Herbs, flowers, fruit orchard, pleasure garden, topiary. The property is an excellent example of the fullest degree of garden development within the confines of a typical one-half-acre lot. The pleasure garden, behind the service yard, has been designed with six parterres edged in yaupon holly. The simple kitchen garden parallels the pleasure garden on the east, and a small orchard near the back street is balanced by the stable and paddock at the rear of the site.

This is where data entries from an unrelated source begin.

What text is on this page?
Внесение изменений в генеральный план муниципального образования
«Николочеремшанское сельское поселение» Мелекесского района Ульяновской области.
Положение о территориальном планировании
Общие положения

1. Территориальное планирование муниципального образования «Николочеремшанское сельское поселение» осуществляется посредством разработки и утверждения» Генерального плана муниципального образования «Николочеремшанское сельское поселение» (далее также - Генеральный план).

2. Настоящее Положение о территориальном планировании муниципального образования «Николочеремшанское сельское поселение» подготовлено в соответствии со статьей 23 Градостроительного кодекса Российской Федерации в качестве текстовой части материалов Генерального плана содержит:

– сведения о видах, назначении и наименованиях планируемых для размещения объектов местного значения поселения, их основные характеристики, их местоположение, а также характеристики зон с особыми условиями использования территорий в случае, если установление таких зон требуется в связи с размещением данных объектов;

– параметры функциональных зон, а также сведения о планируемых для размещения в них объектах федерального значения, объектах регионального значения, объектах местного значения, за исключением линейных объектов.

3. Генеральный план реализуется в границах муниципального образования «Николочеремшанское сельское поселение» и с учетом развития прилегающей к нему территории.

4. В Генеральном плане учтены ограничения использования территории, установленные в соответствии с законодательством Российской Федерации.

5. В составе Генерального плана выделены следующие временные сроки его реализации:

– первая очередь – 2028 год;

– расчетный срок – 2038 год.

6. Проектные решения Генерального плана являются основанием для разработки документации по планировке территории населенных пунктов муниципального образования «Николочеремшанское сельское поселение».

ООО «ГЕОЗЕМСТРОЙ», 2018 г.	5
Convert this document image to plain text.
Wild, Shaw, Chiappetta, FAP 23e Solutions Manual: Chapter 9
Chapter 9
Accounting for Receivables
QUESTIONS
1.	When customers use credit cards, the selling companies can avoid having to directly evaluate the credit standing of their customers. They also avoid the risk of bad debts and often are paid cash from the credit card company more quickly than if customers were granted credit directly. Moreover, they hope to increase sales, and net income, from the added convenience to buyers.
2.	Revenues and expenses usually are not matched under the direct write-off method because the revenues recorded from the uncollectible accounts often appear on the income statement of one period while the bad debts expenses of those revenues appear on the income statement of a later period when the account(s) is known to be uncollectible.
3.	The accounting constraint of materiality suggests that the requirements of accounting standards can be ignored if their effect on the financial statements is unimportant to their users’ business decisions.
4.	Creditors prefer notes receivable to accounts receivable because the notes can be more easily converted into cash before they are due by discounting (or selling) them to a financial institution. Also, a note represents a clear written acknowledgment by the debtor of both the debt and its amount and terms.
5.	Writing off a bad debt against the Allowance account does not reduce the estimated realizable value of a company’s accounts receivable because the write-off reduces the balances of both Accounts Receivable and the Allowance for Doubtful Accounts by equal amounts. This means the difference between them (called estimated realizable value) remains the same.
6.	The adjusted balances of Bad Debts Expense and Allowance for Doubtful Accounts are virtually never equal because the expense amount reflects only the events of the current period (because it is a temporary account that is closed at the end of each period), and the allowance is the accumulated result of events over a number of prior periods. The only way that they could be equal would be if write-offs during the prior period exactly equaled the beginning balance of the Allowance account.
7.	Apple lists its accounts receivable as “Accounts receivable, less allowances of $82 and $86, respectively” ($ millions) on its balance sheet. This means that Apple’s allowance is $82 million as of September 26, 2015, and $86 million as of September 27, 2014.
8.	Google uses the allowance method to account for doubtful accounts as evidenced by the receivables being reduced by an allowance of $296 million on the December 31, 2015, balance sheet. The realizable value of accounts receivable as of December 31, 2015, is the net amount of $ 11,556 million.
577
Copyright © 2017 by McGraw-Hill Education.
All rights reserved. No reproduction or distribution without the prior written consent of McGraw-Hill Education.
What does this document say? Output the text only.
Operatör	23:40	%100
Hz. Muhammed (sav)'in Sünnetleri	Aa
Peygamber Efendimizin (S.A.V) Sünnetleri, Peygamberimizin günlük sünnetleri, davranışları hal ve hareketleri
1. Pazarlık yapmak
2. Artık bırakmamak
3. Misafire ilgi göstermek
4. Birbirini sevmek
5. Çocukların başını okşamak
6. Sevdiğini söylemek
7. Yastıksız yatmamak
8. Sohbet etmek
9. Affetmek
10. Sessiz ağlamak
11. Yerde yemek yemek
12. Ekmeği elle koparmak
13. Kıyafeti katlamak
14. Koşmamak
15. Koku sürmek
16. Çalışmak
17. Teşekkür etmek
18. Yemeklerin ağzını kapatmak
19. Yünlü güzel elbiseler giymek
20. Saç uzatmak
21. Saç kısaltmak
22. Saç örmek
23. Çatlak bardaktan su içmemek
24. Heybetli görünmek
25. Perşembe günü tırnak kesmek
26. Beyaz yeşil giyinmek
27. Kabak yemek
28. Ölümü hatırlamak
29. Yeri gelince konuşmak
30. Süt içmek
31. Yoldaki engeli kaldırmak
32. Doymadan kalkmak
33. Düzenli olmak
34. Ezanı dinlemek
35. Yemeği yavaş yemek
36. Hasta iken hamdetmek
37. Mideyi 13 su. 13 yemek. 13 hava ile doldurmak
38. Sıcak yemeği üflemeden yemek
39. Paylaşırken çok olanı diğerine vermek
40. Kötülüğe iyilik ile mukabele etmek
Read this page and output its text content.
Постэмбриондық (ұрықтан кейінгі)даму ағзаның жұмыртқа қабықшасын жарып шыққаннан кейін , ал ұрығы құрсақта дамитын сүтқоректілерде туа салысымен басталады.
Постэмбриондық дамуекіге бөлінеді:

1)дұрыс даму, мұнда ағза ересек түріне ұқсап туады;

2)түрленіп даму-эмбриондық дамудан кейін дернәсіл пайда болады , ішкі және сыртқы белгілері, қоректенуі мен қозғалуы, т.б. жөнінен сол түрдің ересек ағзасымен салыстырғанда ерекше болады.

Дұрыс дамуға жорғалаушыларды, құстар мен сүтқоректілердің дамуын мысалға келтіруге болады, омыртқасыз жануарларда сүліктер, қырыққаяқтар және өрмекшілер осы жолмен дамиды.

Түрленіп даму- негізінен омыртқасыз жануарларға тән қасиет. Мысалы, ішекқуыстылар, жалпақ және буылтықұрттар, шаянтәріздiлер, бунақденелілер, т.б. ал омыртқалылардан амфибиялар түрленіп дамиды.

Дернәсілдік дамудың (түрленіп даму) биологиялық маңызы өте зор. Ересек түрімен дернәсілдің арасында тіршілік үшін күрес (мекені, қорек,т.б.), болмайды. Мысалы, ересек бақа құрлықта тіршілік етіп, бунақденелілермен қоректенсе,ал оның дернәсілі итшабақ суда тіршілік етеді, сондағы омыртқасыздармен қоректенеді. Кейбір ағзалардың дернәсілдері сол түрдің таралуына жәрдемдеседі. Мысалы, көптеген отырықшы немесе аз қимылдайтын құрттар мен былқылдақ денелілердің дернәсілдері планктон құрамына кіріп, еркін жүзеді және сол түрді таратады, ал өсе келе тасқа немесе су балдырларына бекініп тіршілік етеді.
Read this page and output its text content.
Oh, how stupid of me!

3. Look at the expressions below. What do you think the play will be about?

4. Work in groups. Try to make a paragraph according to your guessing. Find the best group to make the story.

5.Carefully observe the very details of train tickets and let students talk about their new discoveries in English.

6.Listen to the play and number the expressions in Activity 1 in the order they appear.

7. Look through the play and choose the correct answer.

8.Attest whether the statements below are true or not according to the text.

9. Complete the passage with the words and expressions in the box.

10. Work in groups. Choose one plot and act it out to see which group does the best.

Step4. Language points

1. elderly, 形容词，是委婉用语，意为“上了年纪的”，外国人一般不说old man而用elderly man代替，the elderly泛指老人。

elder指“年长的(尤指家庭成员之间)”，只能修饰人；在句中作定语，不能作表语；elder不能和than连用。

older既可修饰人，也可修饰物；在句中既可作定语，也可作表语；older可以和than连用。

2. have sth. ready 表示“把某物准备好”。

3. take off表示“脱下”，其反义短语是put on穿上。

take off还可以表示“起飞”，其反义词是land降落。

22: Alexander Purdie Kitchen

Pleasure garden, topiary. The Purdie work yard is dominated by a variety of outbuildings, or dependencies. The pleasure garden features a simple four-square design with 16 identically sheared yaupon topiaries within four turf panels defined by brick crosswalks. Plants of seasonal interest include shadblow trees, pomegranates, and oak-leaf hydrangeas.

23: George Reid House

Kitchen garden, herbs, flowers, fruit orchard. The Reid House is unique in being set back from the front property line by eight feet. The lot has four sections: a service yard directly behind the house; a kitchen garden featuring heirloom flowers, vegetables, and herbs; an orchard; and a paddock with a stable fronting on Francis Street.

24: Taliaferro-Cole House

Flowers, fruit orchard, pleasure garden. Thomas Crease, a gardener in 18th-century Williamsburg, lived on this site for a total of 35 years. The topography of the site is largely unchanged from his time. The garden consists of three separate rectangular areas enclosed by fencing, each planted for a different purpose.

25: Wetherburn’s Tavern

Kitchen garden, herbs, fruit orchard. Behind the kitchen and adjacent outbuildings is a simple square kitchen garden with a central path. The contents of a well on the site, examined during archaeological investigations, were found to include the stones, seeds, and other remains of several common fruits

26: George Wythe House

Kitchen garden herbs, flowers, fruit orchard, pleasure garden, topiary, arbors and bowers. Surviving letters reveal that Wythe was interested in fruit culture, but his wife apparently was in charge of the kitchen garden. Today a kitchen garden, orchard, and the service yard with dependencies flank each side of the pleasure garden. A pleached American hornbeam arbor terminates the main garden path.